Exploration spatiale
Né pour un petit like

Exploration spatiale

Cette semaine, Elon Musk révélait ses plans pour une humanité interplanétaire. Il ne s’agit pas de petite bière, comme on dit.

La colonisation de Mars. Thème récurrent dans la science-fiction, cette idée d’envoyer des êtres humains sur la planète rouge est ancrée dans notre imaginaire collectif. À mesure que nous avançons dans le 3e millénaire, la notion devient de plus en plus tangible et s’approche à grands pas de notre réalité. Alors même que la NASA prépare sa première mission visant à transporter des humains sur Mars, des intérêts privés voient déjà des dizaines d’années plus loin. Elon Musk, l’homme derrière les véhicules électriques Tesla, livre dans cette conférence tous ses plans pour transformer l’Homme en une espèce multiplanétaire avec sa compagnie SpaceX. La science-fiction est à nos portes.

SpaceX a également dévoilé cette vidéo, montrant l’action de son système de transport interplanétaire. Du délire.

claustrophobie interstellaire

Avec l’avènement du voyage spatial vient inévitablement la possibilité de se retrouver à bord d’un vaisseau complètement dysfonctionnel. Il est relativement facile de se démerder lorsque notre voiture tombe en panne, mais quand il s’agit d’une immense masse de métal flottant dans le vide interstellaire, c’est une autre paire de manches. Dans Event[0], le joueur se retrouve à bord d’un vaisseau complètement abandonné, où la seule source d’interaction provient d’un ordinateur à l’IA visiblement troublée. Un jeu qui fera certainement s’exacerber les craintes des gens réticents à s’embarquer dans un voyage spatial.

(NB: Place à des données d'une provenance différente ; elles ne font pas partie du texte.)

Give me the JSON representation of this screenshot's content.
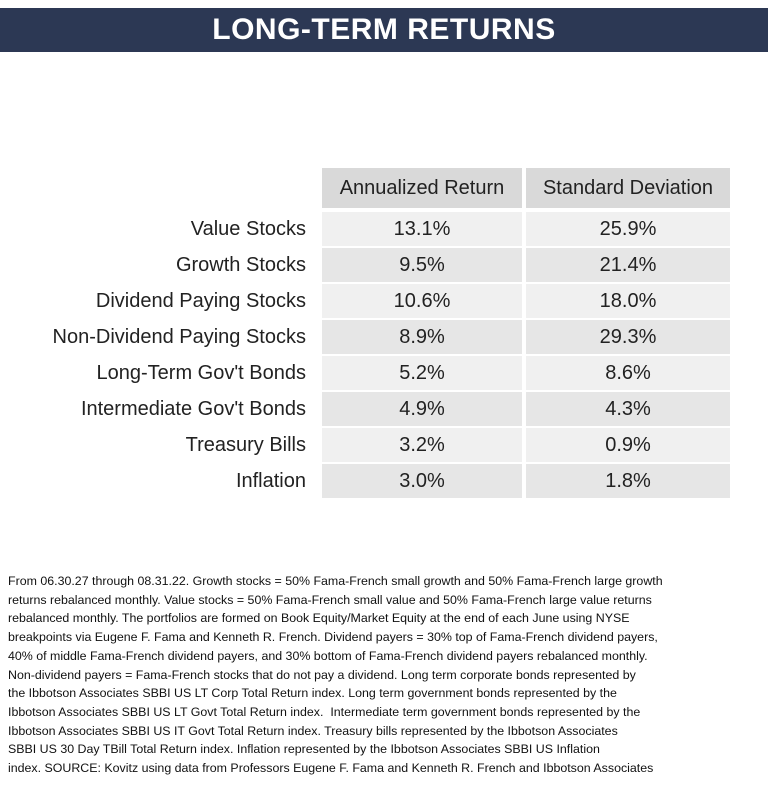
{
  "header": {
    "title": "LONG-TERM RETURNS"
  },
  "table": {
    "columns": [
      "Annualized Return",
      "Standard Deviation"
    ],
    "rows": [
      [
        "Value Stocks",
        "13.1%",
        "25.9%"
      ],
      [
        "Growth Stocks",
        "9.5%",
        "21.4%"
      ],
      [
        "Dividend Paying Stocks",
        "10.6%",
        "18.0%"
      ],
      [
        "Non-Dividend Paying Stocks",
        "8.9%",
        "29.3%"
      ],
      [
        "Long-Term Gov't Bonds",
        "5.2%",
        "8.6%"
      ],
      [
        "Intermediate Gov't Bonds",
        "4.9%",
        "4.3%"
      ],
      [
        "Treasury Bills",
        "3.2%",
        "0.9%"
      ],
      [
        "Inflation",
        "3.0%",
        "1.8%"
      ]
    ]
  },
  "footnote": {
    "lines": [
      "From 06.30.27 through 08.31.22. Growth stocks = 50% Fama-French small growth and 50% Fama-French large growth",
      "returns rebalanced monthly. Value stocks = 50% Fama-French small value and 50% Fama-French large value returns",
      "rebalanced monthly. The portfolios are formed on Book Equity/Market Equity at the end of each June using NYSE",
      "breakpoints via Eugene F. Fama and Kenneth R. French. Dividend payers = 30% top of Fama-French dividend payers,",
      "40% of middle Fama-French dividend payers, and 30% bottom of Fama-French dividend payers rebalanced monthly.",
      "Non-dividend payers = Fama-French stocks that do not pay a dividend. Long term corporate bonds represented by",
      "the Ibbotson Associates SBBI US LT Corp Total Return index. Long term government bonds represented by the",
      "Ibbotson Associates SBBI US LT Govt Total Return index.  Intermediate term government bonds represented by the",
      "Ibbotson Associates SBBI US IT Govt Total Return index. Treasury bills represented by the Ibbotson Associates",
      "SBBI US 30 Day TBill Total Return index. Inflation represented by the Ibbotson Associates SBBI US Inflation",
      "index. SOURCE: Kovitz using data from Professors Eugene F. Fama and Kenneth R. French and Ibbotson Associates"
    ]
  }
}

l’où est charlie? de werner herzog

Vous êtes-vous déjà demandé comment à quoi ressemblerait une narration par Werner Herzog d’un livre pour enfants? Probablement pas. Ryan Iverson, lui, s’est posé la question. Imaginant un texte qui est tout à fait crédible, il narre la vie de Charlie, ce pauvre perdu rayé de rouge et de blanc, d’une voix monotone à l’accent un peu moins crédible. C’est une drôle d’idée, mais qui colle étrangement bien à l’aventure sans fin de ce voyageur chaméléon.

la musicalité de l’IA

La semaine dernière, des chercheurs de chez Sony ont dévoilé les deux premières chansons composées par l’intelligence artificielle de leur logiciel Flow Machines. Ce qui est particulièrement intéressant, ici, c’est que les deux morceaux sont tout à fait écoutables, et même audacieux dans certains aspects théoriques. Pour le premier extrait, le logiciel à reçu la consigne de s’inspirer du style de géants tels que Irving Berlin, Duke Ellington, George Gershwin et Cole Porter, alors que la deuxième pièce est quant à elle composée dans le style des Beatles. Il est toutefois important de noter que, dans les deux cas, il y a eu intervention humaine. Effectivement, les paroles, la production et les arrangements ont été réalisés par le compositeur français Benoît Carré.

l’histoire du vocoder

Bien que le vocoder soit un instrument absolument iconique de la musique électronique, beaucoup de gens n’en savent que très peu sur son évolution. Ce court documentaire retrace les tout débuts de ce synthétiseur vocal, qui était utilisé à l’origine par les forces armées pour empêcher l’ennemi de décoder les communications importantes. D’une machine massive prenant l’espace de toute une pièce, le vocoder a énormément évolué pour aujourd’hui devenir une partie intégrante de certains synthétiseurs mesurant à peine 30 centimètres de large.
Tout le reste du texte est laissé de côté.